Some cities are rethinking their streets by developing “green corridors” that (re)incorporate elements of the area’s natural ecosystem into the urban environment. The goals and purposes of these greening projects are diverse, ranging from enhanced social cohesion to environmental restoration, though they almost always aim at creating a sense of place that is human-oriented, not car-centered.

Global concept, local context

The vision for Cali, Colombia’s car-less green corridor, for example, combines a need for low-income housing and a desire for ecological balance. The project will be built on 15 kilometers of old railway and will offer bus rapid transit (BRT) connectivity, bike lanes, pedestrian paths, and cultural facilities for concerts, art exhibitions, sports, and outdoor festivals, while also preserving indigenous plant life. What makes Cali’s green corridor particularly compelling, however, is its recognition of access to transport as an enabler for social mobility. The city’s goal is for every resident to be within 300 meters of a BRT station.

Similarly, Curitiba, Brazil has transformed its once-congested urban fabric into a vibrantly green paradise, but has done so with a different perspective on development. Instead of overhauling entire sections of the city, Curitiba has approached greening at a much more granular level, redeveloping small patches of land into pedestrian-friendly public spaces. The city currently has 16 parks, 14 forested areas, and more than 1,000 smaller plots designated for trees and vegetation—all of which amounts to an impressive 560 square feet of green space per person. Furthermore, the city has integrated these green spaces into the urban streetscape by designating large portions of the downtown as car-free. Rather than causing residents to abandon the downtown due to inaccessibility, Curitiba has been successful in making these green public spaces walkable and popular.
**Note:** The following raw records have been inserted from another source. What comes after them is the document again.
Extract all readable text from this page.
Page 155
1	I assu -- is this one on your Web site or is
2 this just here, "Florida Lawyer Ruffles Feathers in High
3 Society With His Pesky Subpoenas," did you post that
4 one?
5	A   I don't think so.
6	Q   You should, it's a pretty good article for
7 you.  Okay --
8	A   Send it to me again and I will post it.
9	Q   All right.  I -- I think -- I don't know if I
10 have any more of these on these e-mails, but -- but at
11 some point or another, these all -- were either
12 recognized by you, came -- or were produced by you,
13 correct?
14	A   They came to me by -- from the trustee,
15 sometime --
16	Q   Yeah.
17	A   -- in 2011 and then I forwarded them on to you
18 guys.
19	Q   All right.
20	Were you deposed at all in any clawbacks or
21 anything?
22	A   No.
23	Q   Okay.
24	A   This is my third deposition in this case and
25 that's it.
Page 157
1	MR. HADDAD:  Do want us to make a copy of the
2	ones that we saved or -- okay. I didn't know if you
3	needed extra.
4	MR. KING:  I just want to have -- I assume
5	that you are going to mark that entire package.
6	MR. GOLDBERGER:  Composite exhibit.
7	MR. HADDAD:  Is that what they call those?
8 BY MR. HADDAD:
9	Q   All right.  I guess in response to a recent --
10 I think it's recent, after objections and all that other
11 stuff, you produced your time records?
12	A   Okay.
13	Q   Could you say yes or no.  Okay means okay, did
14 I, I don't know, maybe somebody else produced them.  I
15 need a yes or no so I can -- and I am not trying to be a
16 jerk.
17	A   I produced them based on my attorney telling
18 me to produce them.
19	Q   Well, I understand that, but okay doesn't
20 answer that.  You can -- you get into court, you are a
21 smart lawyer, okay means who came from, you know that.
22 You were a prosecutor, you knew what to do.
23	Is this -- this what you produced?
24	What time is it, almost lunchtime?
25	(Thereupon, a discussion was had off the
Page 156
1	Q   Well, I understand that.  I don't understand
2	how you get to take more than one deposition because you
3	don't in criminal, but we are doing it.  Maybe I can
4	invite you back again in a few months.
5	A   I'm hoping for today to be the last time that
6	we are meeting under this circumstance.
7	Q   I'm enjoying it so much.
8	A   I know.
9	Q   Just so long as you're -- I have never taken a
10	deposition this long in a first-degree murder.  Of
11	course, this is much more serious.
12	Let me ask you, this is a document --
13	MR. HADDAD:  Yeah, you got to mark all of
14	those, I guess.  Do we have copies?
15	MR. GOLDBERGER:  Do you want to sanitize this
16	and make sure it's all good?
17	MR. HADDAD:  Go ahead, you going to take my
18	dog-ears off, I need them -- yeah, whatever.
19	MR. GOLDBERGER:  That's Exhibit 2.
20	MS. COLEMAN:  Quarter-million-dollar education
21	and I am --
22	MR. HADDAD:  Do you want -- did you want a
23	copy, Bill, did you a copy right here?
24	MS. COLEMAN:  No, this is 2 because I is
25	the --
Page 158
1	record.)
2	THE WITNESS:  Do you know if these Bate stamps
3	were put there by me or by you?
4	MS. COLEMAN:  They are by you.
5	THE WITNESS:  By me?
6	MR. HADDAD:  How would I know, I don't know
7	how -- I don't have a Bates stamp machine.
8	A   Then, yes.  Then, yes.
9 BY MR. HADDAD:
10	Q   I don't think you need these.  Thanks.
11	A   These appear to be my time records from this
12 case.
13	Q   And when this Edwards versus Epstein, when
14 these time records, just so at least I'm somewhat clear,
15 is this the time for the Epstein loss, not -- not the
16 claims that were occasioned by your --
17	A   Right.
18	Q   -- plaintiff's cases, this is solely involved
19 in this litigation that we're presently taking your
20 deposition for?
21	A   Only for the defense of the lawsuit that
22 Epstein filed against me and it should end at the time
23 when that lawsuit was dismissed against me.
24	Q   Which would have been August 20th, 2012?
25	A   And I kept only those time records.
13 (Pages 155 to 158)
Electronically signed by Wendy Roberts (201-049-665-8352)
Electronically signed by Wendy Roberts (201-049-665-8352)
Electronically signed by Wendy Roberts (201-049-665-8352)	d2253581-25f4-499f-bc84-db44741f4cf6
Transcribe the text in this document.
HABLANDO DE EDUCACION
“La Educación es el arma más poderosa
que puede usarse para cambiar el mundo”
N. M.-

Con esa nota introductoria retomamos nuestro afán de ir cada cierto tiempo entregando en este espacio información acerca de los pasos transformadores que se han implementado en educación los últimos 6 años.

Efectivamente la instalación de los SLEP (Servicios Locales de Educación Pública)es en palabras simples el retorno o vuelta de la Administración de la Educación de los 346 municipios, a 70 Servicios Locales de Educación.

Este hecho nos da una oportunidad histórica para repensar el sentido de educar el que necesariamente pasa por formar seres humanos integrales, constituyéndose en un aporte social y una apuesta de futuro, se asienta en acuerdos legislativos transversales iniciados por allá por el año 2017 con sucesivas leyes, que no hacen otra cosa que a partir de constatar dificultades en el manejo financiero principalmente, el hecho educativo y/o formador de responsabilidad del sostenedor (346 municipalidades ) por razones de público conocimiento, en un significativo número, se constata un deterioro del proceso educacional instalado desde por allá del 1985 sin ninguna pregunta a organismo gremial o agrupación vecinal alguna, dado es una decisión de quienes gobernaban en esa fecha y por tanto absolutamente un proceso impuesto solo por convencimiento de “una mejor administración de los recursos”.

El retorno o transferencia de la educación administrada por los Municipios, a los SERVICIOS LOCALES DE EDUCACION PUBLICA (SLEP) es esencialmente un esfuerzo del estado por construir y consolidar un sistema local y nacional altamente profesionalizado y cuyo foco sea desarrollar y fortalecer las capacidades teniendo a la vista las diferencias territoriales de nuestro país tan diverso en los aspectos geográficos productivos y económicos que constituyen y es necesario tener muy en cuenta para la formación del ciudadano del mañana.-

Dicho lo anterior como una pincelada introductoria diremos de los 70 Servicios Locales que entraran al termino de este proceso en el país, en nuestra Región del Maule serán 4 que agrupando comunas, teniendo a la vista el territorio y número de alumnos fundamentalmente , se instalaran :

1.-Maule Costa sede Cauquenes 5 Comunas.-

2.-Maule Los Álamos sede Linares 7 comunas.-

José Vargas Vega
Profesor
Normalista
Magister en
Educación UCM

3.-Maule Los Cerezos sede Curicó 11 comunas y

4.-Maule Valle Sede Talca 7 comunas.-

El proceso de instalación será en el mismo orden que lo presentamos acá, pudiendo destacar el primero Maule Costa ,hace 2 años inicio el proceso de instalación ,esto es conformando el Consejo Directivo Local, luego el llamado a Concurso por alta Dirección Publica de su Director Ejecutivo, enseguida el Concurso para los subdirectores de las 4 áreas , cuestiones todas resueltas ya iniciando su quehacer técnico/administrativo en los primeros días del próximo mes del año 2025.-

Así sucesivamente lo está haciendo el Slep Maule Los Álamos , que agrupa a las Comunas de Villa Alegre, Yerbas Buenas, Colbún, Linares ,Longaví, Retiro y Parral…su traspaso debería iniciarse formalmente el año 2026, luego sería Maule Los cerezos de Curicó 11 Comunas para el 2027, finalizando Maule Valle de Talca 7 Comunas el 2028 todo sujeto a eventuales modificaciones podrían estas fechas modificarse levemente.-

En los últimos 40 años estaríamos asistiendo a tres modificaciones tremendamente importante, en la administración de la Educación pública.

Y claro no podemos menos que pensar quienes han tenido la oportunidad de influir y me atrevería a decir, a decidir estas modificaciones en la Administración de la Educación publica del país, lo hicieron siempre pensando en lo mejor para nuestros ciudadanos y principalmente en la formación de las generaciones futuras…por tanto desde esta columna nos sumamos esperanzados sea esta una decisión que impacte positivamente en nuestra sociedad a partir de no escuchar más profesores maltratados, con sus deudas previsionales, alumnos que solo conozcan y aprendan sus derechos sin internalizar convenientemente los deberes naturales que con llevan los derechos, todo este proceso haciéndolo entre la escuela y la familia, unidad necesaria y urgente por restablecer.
This is due largely to the city’s investment in creating a BRT system that is integrated, reliable, and relatively cheap. 70 percent of Curitiba’s residents use public transit.

And in China, the western city of Chengdu is currently exploring ambitious ways to mitigate car-oriented sprawl in its surrounding suburbs. One proposal currently in development is the complete creation of an entirely new city in which “cars will be essentially unnecessary.” Like Curitiba and Cali, this new city will ensure that its residents are minutes from public parks—green areas that protect natural wildlife habitats as much as they facilitate social interactions. These green spaces should be easily accessible by foot, as the city will likely be entirely walkable and half of all road space will be designated for non-motorized traffic. However, Chengdu’s new urban project goes beyond other green corridors in its progressive approach to waste management. The city will also develop an eco-park to treat wastewater and solid waste, generating power for the city. The architects of the project expect to cut energy use by 48 percent, water use by 58 percent, and waste by 89 percent, compared to other, similar developments.

Green corridors aren’t feasible everywhere and represent just one of the ways that cities can reimagine their underlying structure to be more people-oriented by design. But, generally, by prioritizing green spaces and overall car reduction, cities can become more sustainable, economically vibrant, and socially cohesive places to live.

The first step? Reimagining city streets as places for people.